Maintaining that connection takes work, and for most people and most enterprises, it’s not sustainable. So as it plays out at Hot 97, at record companies, at video networks and in the population, those connections — those feelings of mutual responsibility — have withered. Where you once had Dr. Dre and Ed Lover — guys with connectivity going up and down, guys who you could even call “activists,” in a sense; you now have Miss Jones, who is obviously so disconnected from the world outside the radio station and the Arbitron books that she can’t tell the difference between what’s funny and what’s tragic. You can have Nelly sliding a credit card through a girl’s ass cheeks in his video and nobody — not Nelly, not the director, not anybody at the company nor the network — takes full responsibility for the impact that has on the culture and what it communicates to young men and women.

Connection is the most human faculty. Even though I don’t have a daughter, if I can connect with you about what it’s like to have a daughter exposed to some of these images; then, as an executive, I may think twice about how I work with artists and their art. Even if I’m not Black, I know what it is to be human, and how it feels when my own dignity is violated. If I’m Rick Cummings or Flex, and if I feel more connected to the audience that I serve, I may think twice about the steady diet of “beef” I broadcast as the flagship of hip-hop.

Minding Our Business

More than ever we need to be in each other’s business. I need to be in your business. You need to be in my business. And by minding your business, I’m minding my own.

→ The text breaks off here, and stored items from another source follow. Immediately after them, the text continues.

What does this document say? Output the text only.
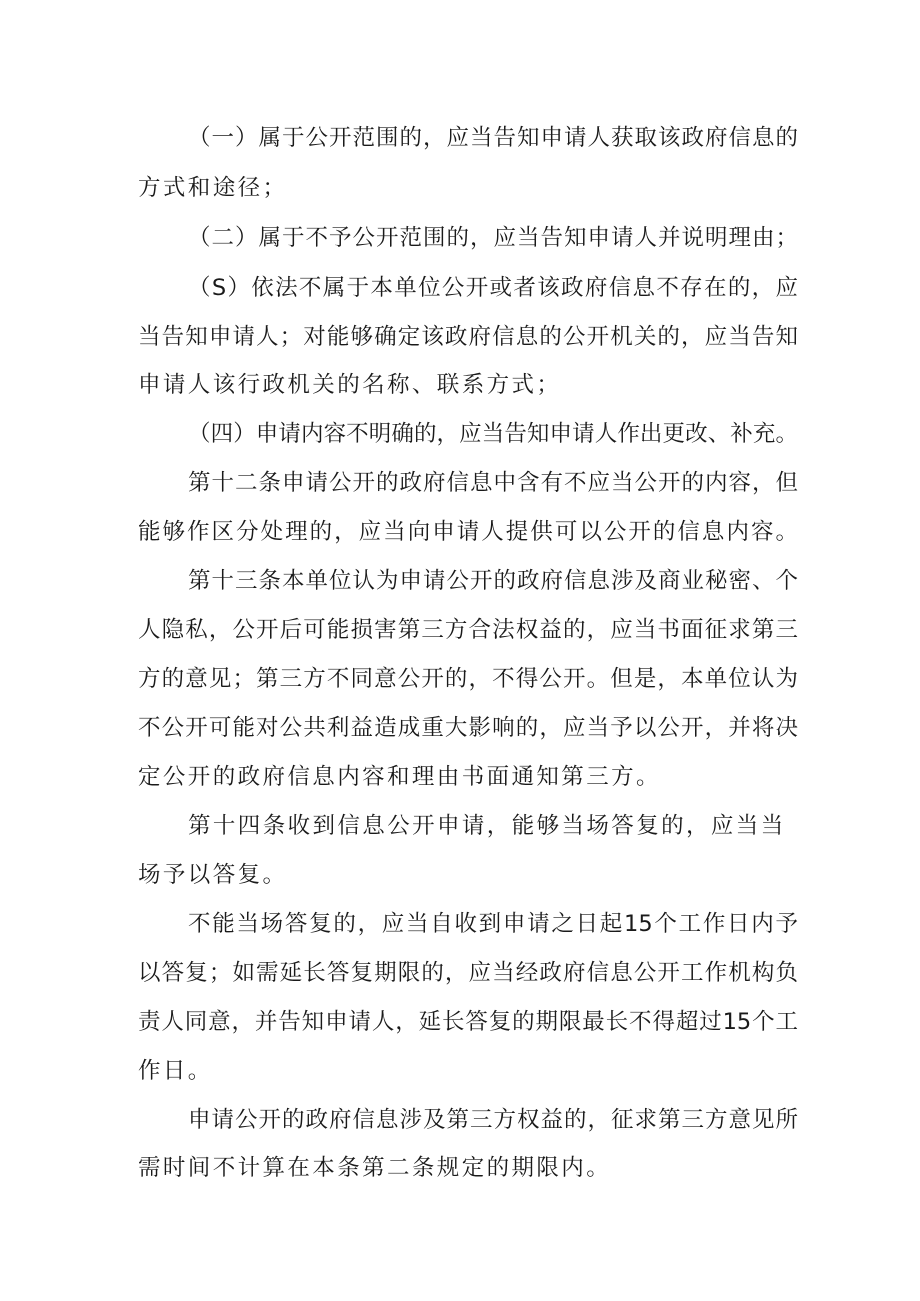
（一）属于公开范围的，应当告知申请人获取该政府信息的
方式和途径；
（二）属于不予公开范围的，应当告知申请人并说明理由；
（S）依法不属于本单位公开或者该政府信息不存在的，应
当告知申请人；对能够确定该政府信息的公开机关的，应当告知
申请人该行政机关的名称、联系方式；
（四）申请内容不明确的，应当告知申请人作出更改、补充。
第十二条申请公开的政府信息中含有不应当公开的内容，但
能够作区分处理的，应当向申请人提供可以公开的信息内容。
第十三条本单位认为申请公开的政府信息涉及商业秘密、个
人隐私，公开后可能损害第三方合法权益的，应当书面征求第三
方的意见；第三方不同意公开的，不得公开。但是，本单位认为
不公开可能对公共利益造成重大影响的，应当予以公开，并将决
定公开的政府信息内容和理由书面通知第三方。
第十四条收到信息公开申请，能够当场答复的，应当当
场予以答复。
不能当场答复的，应当自收到申请之日起15个工作日内予
以答复；如需延长答复期限的，应当经政府信息公开工作机构负
责人同意，并告知申请人，延长答复的期限最长不得超过15个工
作日。
申请公开的政府信息涉及第三方权益的，征求第三方意见所
需时间不计算在本条第二条规定的期限内。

That’s why I react so strongly to people who’ve tried in the past to invalidate my own connection; to say that it’s “none of my business.” It’s simply not up for argument with me. I just intuitively know that connection is better than disconnection; and that — to paraphrase Al Smith —the cure for the ills of connection is more connection,

Disconnection is the sin. The more I feel connected to you, the more you feel connected to me, the less suffering we’ll have. All human suffering comes from some form of disconnection.

Minding my own business, of course, would be easier. But then it wouldn’t be much of a life, would it?